Written and directed by Englishman Mike Leigh, of Another Year and Vera Drake, Mr Turner is an almost overwhelmingly detailed biopic of famous 18th century English Romantic landscape painter (and serial grumbler) Joseph Mallord William Turner.
Played expertly by Timothy Spall (of Peter Pettigrew in the Harry Potter films fame, among other British greats), Turner is a bumbling, mumbling, shuffling – yet somehow bold – physically unattractive, artistic prodigy. His works are masterful, and this opinion is clearly not one the director and cinematographer have shied away from (read: there’s plenty of footage of the artworks, though whether it’s imitation art or the genuine article is another matter).

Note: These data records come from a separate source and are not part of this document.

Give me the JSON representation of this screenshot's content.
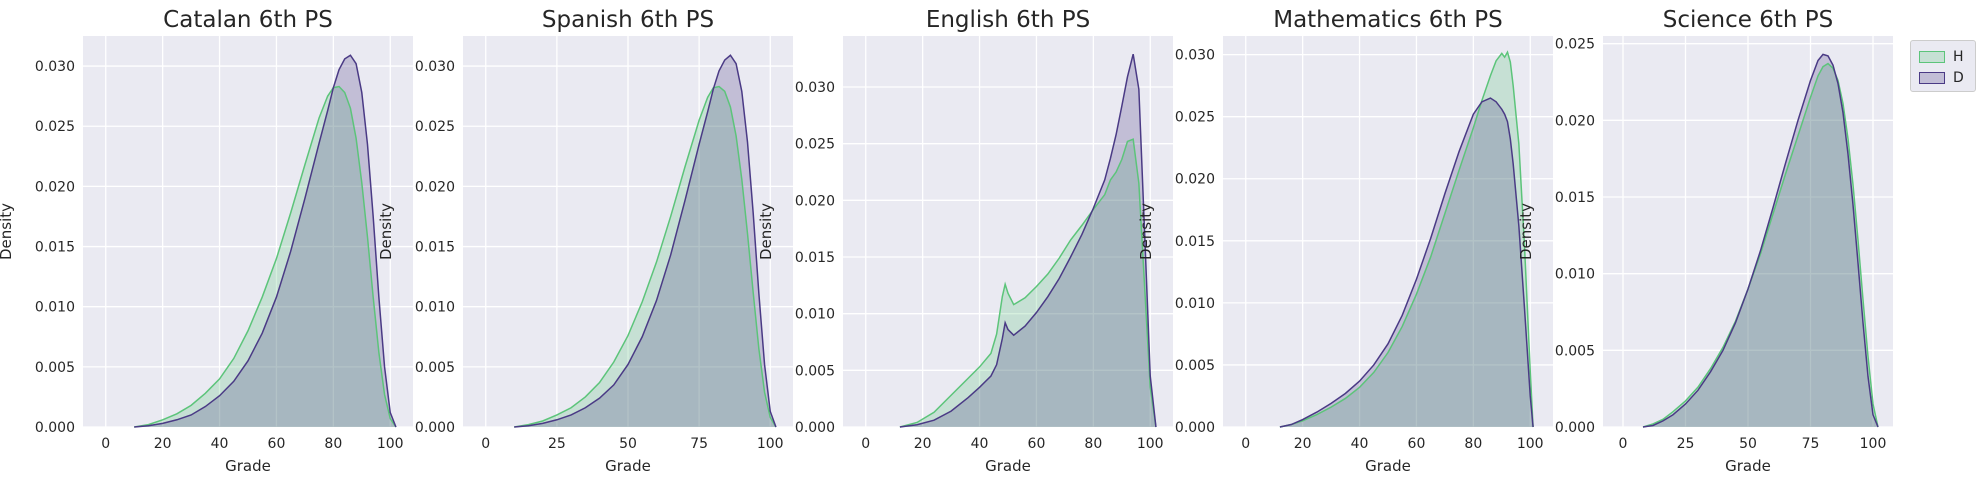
{
  "colors": {
    "plot_background": "#eaeaf2",
    "grid": "#ffffff",
    "text": "#262626",
    "series_H": "#5cc47a",
    "series_D": "#4a3a85"
  },
  "chart_data": [
    {
      "type": "area",
      "title": "Catalan 6th PS",
      "xlabel": "Grade",
      "ylabel": "Density",
      "xlim": [
        -8,
        108
      ],
      "ylim": [
        0,
        0.0325
      ],
      "xticks": [
        0,
        20,
        40,
        60,
        80,
        100
      ],
      "yticks": [
        "0.000",
        "0.005",
        "0.010",
        "0.015",
        "0.020",
        "0.025",
        "0.030"
      ],
      "grid": true,
      "series": [
        {
          "name": "H",
          "x": [
            10,
            15,
            20,
            25,
            30,
            35,
            40,
            45,
            50,
            55,
            60,
            65,
            70,
            75,
            78,
            80,
            82,
            84,
            86,
            88,
            90,
            92,
            94,
            96,
            98,
            100,
            102
          ],
          "y": [
            0,
            0.0002,
            0.0006,
            0.0011,
            0.0018,
            0.0028,
            0.004,
            0.0057,
            0.008,
            0.0108,
            0.014,
            0.0178,
            0.0218,
            0.0257,
            0.0275,
            0.0282,
            0.0283,
            0.0278,
            0.0265,
            0.024,
            0.0203,
            0.0158,
            0.0108,
            0.0062,
            0.0027,
            0.0007,
            0
          ]
        },
        {
          "name": "D",
          "x": [
            10,
            15,
            20,
            25,
            30,
            35,
            40,
            45,
            50,
            55,
            60,
            65,
            70,
            75,
            78,
            80,
            82,
            84,
            86,
            88,
            90,
            92,
            94,
            96,
            98,
            100,
            102
          ],
          "y": [
            0,
            0.0001,
            0.0003,
            0.0006,
            0.001,
            0.0017,
            0.0026,
            0.0038,
            0.0055,
            0.0078,
            0.0108,
            0.0146,
            0.019,
            0.0236,
            0.0263,
            0.0282,
            0.0297,
            0.0306,
            0.0309,
            0.0302,
            0.0278,
            0.0235,
            0.0175,
            0.0108,
            0.005,
            0.0012,
            0
          ]
        }
      ]
    },
    {
      "type": "area",
      "title": "Spanish 6th PS",
      "xlabel": "Grade",
      "ylabel": "Density",
      "xlim": [
        -8,
        108
      ],
      "ylim": [
        0,
        0.0325
      ],
      "xticks": [
        0,
        25,
        50,
        75,
        100
      ],
      "yticks": [
        "0.000",
        "0.005",
        "0.010",
        "0.015",
        "0.020",
        "0.025",
        "0.030"
      ],
      "grid": true,
      "series": [
        {
          "name": "H",
          "x": [
            10,
            15,
            20,
            25,
            30,
            35,
            40,
            45,
            50,
            55,
            60,
            65,
            70,
            75,
            78,
            80,
            82,
            84,
            86,
            88,
            90,
            92,
            94,
            96,
            98,
            100,
            102
          ],
          "y": [
            0,
            0.0002,
            0.0005,
            0.001,
            0.0016,
            0.0025,
            0.0037,
            0.0054,
            0.0076,
            0.0104,
            0.0137,
            0.0175,
            0.0216,
            0.0255,
            0.0274,
            0.0282,
            0.0283,
            0.0279,
            0.0266,
            0.0242,
            0.0206,
            0.0161,
            0.0112,
            0.0065,
            0.0029,
            0.0008,
            0
          ]
        },
        {
          "name": "D",
          "x": [
            10,
            15,
            20,
            25,
            30,
            35,
            40,
            45,
            50,
            55,
            60,
            65,
            70,
            75,
            78,
            80,
            82,
            84,
            86,
            88,
            90,
            92,
            94,
            96,
            98,
            100,
            102
          ],
          "y": [
            0,
            0.0001,
            0.0003,
            0.0006,
            0.001,
            0.0016,
            0.0024,
            0.0035,
            0.0052,
            0.0075,
            0.0105,
            0.0143,
            0.0188,
            0.0235,
            0.0262,
            0.0281,
            0.0296,
            0.0305,
            0.0309,
            0.0302,
            0.0279,
            0.0237,
            0.0178,
            0.0111,
            0.0052,
            0.0013,
            0
          ]
        }
      ]
    },
    {
      "type": "area",
      "title": "English 6th PS",
      "xlabel": "Grade",
      "ylabel": "Density",
      "xlim": [
        -8,
        108
      ],
      "ylim": [
        0,
        0.0345
      ],
      "xticks": [
        0,
        20,
        40,
        60,
        80,
        100
      ],
      "yticks": [
        "0.000",
        "0.005",
        "0.010",
        "0.015",
        "0.020",
        "0.025",
        "0.030"
      ],
      "grid": true,
      "series": [
        {
          "name": "H",
          "x": [
            12,
            18,
            24,
            30,
            36,
            40,
            44,
            46,
            48,
            49,
            50,
            52,
            56,
            60,
            64,
            68,
            72,
            76,
            80,
            84,
            86,
            88,
            90,
            92,
            94,
            96,
            98,
            100,
            102
          ],
          "y": [
            0,
            0.0004,
            0.0013,
            0.0028,
            0.0043,
            0.0053,
            0.0065,
            0.0082,
            0.0115,
            0.0126,
            0.0118,
            0.0108,
            0.0114,
            0.0124,
            0.0135,
            0.0149,
            0.0165,
            0.0178,
            0.0192,
            0.0205,
            0.0218,
            0.0225,
            0.0236,
            0.0252,
            0.0254,
            0.0215,
            0.0125,
            0.0035,
            0
          ]
        },
        {
          "name": "D",
          "x": [
            12,
            18,
            24,
            30,
            36,
            40,
            44,
            46,
            48,
            49,
            50,
            52,
            56,
            60,
            64,
            68,
            72,
            76,
            80,
            84,
            86,
            88,
            90,
            92,
            94,
            96,
            98,
            100,
            102
          ],
          "y": [
            0,
            0.0002,
            0.0006,
            0.0014,
            0.0026,
            0.0035,
            0.0045,
            0.0055,
            0.0078,
            0.0092,
            0.0086,
            0.0081,
            0.0089,
            0.0101,
            0.0115,
            0.0131,
            0.015,
            0.017,
            0.0193,
            0.0218,
            0.0237,
            0.0258,
            0.0283,
            0.0309,
            0.0329,
            0.0298,
            0.0173,
            0.0045,
            0
          ]
        }
      ]
    },
    {
      "type": "area",
      "title": "Mathematics 6th PS",
      "xlabel": "Grade",
      "ylabel": "Density",
      "xlim": [
        -8,
        108
      ],
      "ylim": [
        0,
        0.0315
      ],
      "xticks": [
        0,
        20,
        40,
        60,
        80,
        100
      ],
      "yticks": [
        "0.000",
        "0.005",
        "0.010",
        "0.015",
        "0.020",
        "0.025",
        "0.030"
      ],
      "grid": true,
      "series": [
        {
          "name": "H",
          "x": [
            12,
            16,
            20,
            25,
            30,
            35,
            40,
            45,
            50,
            55,
            60,
            65,
            70,
            75,
            80,
            83,
            86,
            88,
            90,
            91,
            92,
            93,
            94,
            96,
            98,
            100,
            101
          ],
          "y": [
            0,
            0.0002,
            0.0005,
            0.001,
            0.0016,
            0.0023,
            0.0032,
            0.0044,
            0.006,
            0.0081,
            0.0107,
            0.0137,
            0.0172,
            0.0207,
            0.0241,
            0.0263,
            0.0283,
            0.0295,
            0.0301,
            0.0298,
            0.0302,
            0.0294,
            0.0275,
            0.0228,
            0.0145,
            0.0045,
            0
          ]
        },
        {
          "name": "D",
          "x": [
            12,
            16,
            20,
            25,
            30,
            35,
            40,
            45,
            50,
            55,
            60,
            65,
            70,
            75,
            80,
            83,
            86,
            88,
            90,
            91,
            92,
            93,
            94,
            96,
            98,
            100,
            101
          ],
          "y": [
            0,
            0.0002,
            0.0006,
            0.0012,
            0.0019,
            0.0027,
            0.0037,
            0.005,
            0.0067,
            0.009,
            0.0119,
            0.0152,
            0.0188,
            0.0222,
            0.0252,
            0.0262,
            0.0265,
            0.0262,
            0.0256,
            0.0252,
            0.0246,
            0.0232,
            0.0212,
            0.0162,
            0.0095,
            0.0025,
            0
          ]
        }
      ]
    },
    {
      "type": "area",
      "title": "Science 6th PS",
      "xlabel": "Grade",
      "ylabel": "Density",
      "xlim": [
        -8,
        108
      ],
      "ylim": [
        0,
        0.0255
      ],
      "xticks": [
        0,
        25,
        50,
        75,
        100
      ],
      "yticks": [
        "0.000",
        "0.005",
        "0.010",
        "0.015",
        "0.020",
        "0.025"
      ],
      "grid": true,
      "series": [
        {
          "name": "H",
          "x": [
            8,
            12,
            16,
            20,
            25,
            30,
            35,
            40,
            45,
            50,
            55,
            60,
            65,
            70,
            75,
            78,
            80,
            82,
            84,
            86,
            88,
            90,
            92,
            94,
            96,
            98,
            100,
            102
          ],
          "y": [
            0,
            0.0002,
            0.0005,
            0.001,
            0.0017,
            0.0026,
            0.0038,
            0.0052,
            0.0069,
            0.009,
            0.0113,
            0.0139,
            0.0165,
            0.019,
            0.0215,
            0.0229,
            0.0235,
            0.0237,
            0.0234,
            0.0226,
            0.0211,
            0.0188,
            0.0158,
            0.0122,
            0.0083,
            0.0046,
            0.0015,
            0
          ]
        },
        {
          "name": "D",
          "x": [
            8,
            12,
            16,
            20,
            25,
            30,
            35,
            40,
            45,
            50,
            55,
            60,
            65,
            70,
            75,
            78,
            80,
            82,
            84,
            86,
            88,
            90,
            92,
            94,
            96,
            98,
            100,
            102
          ],
          "y": [
            0,
            0.0001,
            0.0004,
            0.0008,
            0.0015,
            0.0024,
            0.0036,
            0.005,
            0.0068,
            0.009,
            0.0115,
            0.0143,
            0.0172,
            0.02,
            0.0226,
            0.0239,
            0.0243,
            0.0242,
            0.0236,
            0.0224,
            0.0205,
            0.0178,
            0.0145,
            0.0107,
            0.0068,
            0.0033,
            0.0008,
            0
          ]
        }
      ]
    }
  ],
  "legend": {
    "placement": "upper-right-outside",
    "entries": [
      {
        "label": "H",
        "color_key": "series_H"
      },
      {
        "label": "D",
        "color_key": "series_D"
      }
    ]
  }
}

Spanning 25 odd years, the film follows Turner’s professional life as it interweaves with his private life, incorporating the women who lived by and loved him, and the daughters which he refuses to acknowledge are his own, despite their pleas.
The elaborate set and costume designs, the equally intimate and majestic scenery, the almost-eery complementary score and the all-too-British variety of characters, with their varied accents and their outspoken opinions on the fine arts, make Mr Turner a near-two-hour, highly-stylised piece of art in itself.
Certainly worth seeing, especially for fans of the artist’s collection and the inspiration behind it.